Esse é o grande desafio. Nós contratamos uma consultoria via Programa das Nações Unidas para o Desenvolvimento (a consultoria entrega todos os estudos até o fim do ano) para mudar o conceito da nossa carteira. Hoje temos dois estruturadores de projetos, BNDES e Caixa Econômica, mas eles não têm pernas para fazer frente a todo o volume de ações que estão sendo engendradas pelo ministério. Toda a política de águas é, sem dúvida nenhuma, o maior fator de desenvolvimento humano, e isso está sob nossa coordenação. É uma carteira que envolve o tratamento de esgoto, de resíduos sólidos, de água potável, do estabelecimento de canais de transposição, da perfuração de poços artesianos, revitalização de bacias hidrográficas, por exemplo. Com todo esse manancial de atividades, nós temos a possibilidade de atrair a iniciativa privada, se mantivermos essa pegada de governança, sustentabilidade e meio ambiente.

Por que a carteira do MDR é tão dependente do investimento público, enquanto que os Ministérios de Minas e Energia e Infraestrutura já têm um programa de concessões consolidado? Nesses casos, mudanças foram feitas há 15 anos, 20 anos. No MDR, nós estamos começando isso agora, com o marco zero em março de 2020. É o processo de pegar um transatlântico, que estava indo em determinada direção, e você gradativamente corrigir seu rumo.

• Os projetos de saneamento são pulverizados pelo País, justamente pelo fato de a competência não ser da União, mas dos municípios. Como vai funcionar a qualificação desses projetos para uma carteira verde?

A ideia é abranger toda a nossa carteira, onde entra saneamento, iluminação pública, mobilidade urbana, por exemplo.
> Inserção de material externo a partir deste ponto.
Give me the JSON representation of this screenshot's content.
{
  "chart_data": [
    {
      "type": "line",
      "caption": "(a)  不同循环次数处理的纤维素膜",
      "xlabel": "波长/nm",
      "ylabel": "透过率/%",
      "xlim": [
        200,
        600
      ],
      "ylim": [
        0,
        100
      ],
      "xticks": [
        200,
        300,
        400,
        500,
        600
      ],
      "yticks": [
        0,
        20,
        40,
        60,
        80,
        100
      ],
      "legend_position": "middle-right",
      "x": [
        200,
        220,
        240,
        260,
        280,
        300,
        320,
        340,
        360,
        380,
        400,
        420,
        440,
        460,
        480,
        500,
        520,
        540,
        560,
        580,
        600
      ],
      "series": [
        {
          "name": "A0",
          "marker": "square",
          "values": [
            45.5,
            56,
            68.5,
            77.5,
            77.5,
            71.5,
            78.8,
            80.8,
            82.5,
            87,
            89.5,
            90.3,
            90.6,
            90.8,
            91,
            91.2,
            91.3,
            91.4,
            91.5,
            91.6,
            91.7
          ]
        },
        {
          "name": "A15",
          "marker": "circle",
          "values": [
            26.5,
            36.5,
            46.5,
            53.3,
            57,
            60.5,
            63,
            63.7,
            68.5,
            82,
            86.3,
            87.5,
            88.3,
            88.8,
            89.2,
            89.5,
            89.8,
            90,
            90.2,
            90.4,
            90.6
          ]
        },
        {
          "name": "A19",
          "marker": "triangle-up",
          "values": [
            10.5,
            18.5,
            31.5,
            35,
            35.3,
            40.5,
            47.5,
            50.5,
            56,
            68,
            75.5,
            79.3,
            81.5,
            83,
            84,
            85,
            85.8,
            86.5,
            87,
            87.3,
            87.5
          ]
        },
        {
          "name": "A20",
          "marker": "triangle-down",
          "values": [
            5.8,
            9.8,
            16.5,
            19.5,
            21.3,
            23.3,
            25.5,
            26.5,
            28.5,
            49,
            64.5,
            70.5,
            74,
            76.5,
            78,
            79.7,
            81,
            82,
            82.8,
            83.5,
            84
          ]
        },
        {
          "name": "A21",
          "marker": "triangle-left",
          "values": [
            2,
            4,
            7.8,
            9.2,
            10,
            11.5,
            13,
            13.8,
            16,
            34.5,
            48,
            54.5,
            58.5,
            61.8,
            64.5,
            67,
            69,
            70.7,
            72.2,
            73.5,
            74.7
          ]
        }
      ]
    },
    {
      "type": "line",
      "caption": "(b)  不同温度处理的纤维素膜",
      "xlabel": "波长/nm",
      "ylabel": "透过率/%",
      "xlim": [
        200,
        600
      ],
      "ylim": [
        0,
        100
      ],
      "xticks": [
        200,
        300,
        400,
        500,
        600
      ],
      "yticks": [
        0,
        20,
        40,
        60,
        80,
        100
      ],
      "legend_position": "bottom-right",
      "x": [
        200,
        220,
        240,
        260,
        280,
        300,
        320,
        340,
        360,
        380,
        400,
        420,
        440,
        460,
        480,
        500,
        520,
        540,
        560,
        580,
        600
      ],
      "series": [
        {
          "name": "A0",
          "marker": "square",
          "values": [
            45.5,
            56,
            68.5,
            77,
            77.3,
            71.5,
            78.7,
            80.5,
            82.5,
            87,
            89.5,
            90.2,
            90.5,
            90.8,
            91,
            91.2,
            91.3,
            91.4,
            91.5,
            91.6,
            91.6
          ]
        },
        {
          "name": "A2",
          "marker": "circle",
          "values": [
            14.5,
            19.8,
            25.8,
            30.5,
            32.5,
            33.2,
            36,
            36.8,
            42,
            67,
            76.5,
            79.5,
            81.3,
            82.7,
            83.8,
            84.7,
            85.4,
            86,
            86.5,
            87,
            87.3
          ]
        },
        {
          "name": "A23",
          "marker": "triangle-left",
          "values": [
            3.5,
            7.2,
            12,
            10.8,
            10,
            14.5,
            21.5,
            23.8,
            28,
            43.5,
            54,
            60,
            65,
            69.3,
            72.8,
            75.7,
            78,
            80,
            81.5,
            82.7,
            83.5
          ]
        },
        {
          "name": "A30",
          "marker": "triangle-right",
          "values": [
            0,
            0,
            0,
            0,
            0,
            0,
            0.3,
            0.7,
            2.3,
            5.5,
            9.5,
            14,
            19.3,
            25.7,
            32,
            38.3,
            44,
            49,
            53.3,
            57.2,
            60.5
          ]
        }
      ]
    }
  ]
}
Estamos fazendo um grupo de trabalho com a CBI e até dezembro vamos apresentar um plano com um cronograma de implantação dessa certificação verde.

• Como vai funcionar a estruturação desses projetos, já que Caixa e BNDES não têm condições de abraçar todos esses projetos?

Esses dois instrumentos não têm pernas e capacidade de responder a toda a demanda que está sendo criada. Por isso, estamos tratando internamente da remodelação dos fundos de desenvolvimento regionais. Pelo menos nas regiões mais fragilizadas do ponto de vista econômico, que são Norte, Centro-oeste e Nordeste, a ideia é redefinir o papel desses fundos, para que eles também possam contratar estruturação de projetos e aumentar a amplitude dessa carteira e colocá-las à disposição da iniciativa privada.